Slide View : Parallel Computer Architecture and Programming : 15-418/618 Spring 2015

Previous | Next --- Slide 51 of 54

arjunh

Anyone want to try to answer this question? For reference, atomicAdd(int* x, val) will add val to the value stored at x and will return the old value stored at x.

mangocourage

One outcome is if block N is scheduled before block 0 so the flag is never set. Then the gpu will never finish running block N.

ericwang

Because we only have one core for one block at a time, there are 2 possible schedules:

atomicAdd in block 0 executes before atomicAdd in block N.
atomicAdd in block N executes before atomicAdd in block 0.

In the first case, myFlag is increased. When block N starts, the loop will break immediately. So "do stuff" in block N will be done.

In the second case, the loop will never break as @mangocourage pointed out. So "do stuff" in both blocks will never be done.
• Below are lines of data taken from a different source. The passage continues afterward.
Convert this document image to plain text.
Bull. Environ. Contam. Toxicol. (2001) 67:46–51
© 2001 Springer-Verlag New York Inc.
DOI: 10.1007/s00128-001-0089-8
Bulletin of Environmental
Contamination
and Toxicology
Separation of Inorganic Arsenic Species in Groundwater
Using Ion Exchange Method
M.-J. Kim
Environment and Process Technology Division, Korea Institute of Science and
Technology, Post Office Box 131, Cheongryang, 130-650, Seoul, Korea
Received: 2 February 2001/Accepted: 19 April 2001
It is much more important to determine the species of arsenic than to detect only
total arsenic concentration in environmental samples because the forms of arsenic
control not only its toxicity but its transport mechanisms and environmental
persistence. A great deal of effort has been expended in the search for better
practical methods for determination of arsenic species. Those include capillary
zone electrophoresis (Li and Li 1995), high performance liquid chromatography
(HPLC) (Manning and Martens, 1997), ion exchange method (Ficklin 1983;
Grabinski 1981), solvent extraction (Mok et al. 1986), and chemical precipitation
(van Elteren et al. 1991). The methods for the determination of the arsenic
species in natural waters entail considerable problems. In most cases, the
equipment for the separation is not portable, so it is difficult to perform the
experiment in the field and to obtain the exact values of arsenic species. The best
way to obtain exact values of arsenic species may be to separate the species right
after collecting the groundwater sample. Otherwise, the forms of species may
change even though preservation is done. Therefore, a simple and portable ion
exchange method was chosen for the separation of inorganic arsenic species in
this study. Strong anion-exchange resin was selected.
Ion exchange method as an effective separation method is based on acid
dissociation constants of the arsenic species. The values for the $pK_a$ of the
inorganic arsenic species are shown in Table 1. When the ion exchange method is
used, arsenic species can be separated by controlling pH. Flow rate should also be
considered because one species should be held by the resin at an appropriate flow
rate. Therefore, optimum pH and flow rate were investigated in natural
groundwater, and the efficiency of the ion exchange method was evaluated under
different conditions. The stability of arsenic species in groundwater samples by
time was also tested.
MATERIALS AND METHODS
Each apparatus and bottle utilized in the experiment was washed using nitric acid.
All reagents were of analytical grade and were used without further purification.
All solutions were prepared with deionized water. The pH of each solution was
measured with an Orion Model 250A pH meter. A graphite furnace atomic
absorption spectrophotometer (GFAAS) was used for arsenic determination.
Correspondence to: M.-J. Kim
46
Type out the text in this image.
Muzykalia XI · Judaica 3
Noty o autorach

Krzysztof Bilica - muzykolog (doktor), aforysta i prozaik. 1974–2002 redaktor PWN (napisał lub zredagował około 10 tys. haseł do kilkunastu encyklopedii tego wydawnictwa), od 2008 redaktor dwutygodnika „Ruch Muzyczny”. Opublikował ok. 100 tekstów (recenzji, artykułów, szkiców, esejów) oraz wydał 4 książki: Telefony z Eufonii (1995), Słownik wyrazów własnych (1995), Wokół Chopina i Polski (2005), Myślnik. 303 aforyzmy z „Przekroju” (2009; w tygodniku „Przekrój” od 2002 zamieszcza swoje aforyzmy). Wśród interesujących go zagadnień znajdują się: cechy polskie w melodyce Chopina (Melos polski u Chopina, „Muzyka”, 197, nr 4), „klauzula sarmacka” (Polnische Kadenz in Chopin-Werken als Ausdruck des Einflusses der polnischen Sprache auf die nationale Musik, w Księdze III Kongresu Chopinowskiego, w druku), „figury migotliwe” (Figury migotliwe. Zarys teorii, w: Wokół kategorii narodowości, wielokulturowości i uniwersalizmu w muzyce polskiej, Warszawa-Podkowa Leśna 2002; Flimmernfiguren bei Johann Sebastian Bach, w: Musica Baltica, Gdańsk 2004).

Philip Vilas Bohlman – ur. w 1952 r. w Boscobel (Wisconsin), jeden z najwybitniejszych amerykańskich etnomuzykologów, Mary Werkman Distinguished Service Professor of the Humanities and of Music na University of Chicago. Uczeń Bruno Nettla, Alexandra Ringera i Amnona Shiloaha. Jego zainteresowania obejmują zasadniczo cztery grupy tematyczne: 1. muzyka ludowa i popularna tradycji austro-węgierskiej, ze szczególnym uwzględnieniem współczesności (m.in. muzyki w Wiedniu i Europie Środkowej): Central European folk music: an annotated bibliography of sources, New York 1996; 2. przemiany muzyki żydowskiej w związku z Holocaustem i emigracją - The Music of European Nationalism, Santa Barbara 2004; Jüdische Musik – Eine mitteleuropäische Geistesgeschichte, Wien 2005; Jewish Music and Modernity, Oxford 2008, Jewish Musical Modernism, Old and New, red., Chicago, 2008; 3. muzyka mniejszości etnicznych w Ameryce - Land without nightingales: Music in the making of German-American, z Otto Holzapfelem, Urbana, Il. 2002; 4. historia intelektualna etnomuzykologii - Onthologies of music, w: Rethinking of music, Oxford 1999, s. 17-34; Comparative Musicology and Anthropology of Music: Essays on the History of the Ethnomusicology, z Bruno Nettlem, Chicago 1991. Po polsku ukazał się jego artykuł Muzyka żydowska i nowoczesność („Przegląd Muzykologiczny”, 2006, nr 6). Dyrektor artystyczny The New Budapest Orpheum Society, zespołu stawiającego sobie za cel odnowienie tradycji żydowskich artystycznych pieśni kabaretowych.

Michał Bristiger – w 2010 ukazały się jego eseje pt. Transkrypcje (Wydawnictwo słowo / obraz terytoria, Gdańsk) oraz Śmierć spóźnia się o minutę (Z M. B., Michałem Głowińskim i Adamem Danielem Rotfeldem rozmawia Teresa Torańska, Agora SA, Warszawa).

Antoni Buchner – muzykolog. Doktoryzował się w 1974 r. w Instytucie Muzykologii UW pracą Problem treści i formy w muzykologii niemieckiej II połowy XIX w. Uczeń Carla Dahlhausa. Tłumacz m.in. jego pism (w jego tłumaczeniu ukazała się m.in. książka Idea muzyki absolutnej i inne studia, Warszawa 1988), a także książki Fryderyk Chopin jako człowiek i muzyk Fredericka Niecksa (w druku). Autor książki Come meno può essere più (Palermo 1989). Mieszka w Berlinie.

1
If we have 2 cores or the core can support more than one block, this problem does not exist. Right?

Olorin

This is a very different execution model to pthreads, as I understand it. In a pthreads-like model, you'll have a context switch to a different thread every so often, but it seems like here we don't switch away from executing a block until after it completes. This seems like it could be a problem if the slowest block we have happens to get scheduled first -- then all of the other blocks will finish much later than they would otherwise. Is there any way to get CUDA to switch threads every so often?

Perhaps I'm not quite understanding the block abstraction here (and this question might show that). If that's the case, can someone clarify?

regi

@Olorin: If I understand correctly, context switching can happen if a core has enough warps and shared memory for multiple blocks (for example, convolve). Usually GPUs should have enough cores to avoid this. However, given only one core with enough resources for a single block, the scenario you mentioned (the slowest block scheduled first) is possible.

jiajunbl

I think the question that we're looking at here is whether there is a timer triggered context switch like in a unix operating system. I asked a TA and it seems like the answer is no. So it seems like the context switch is only triggered on a blocking calls.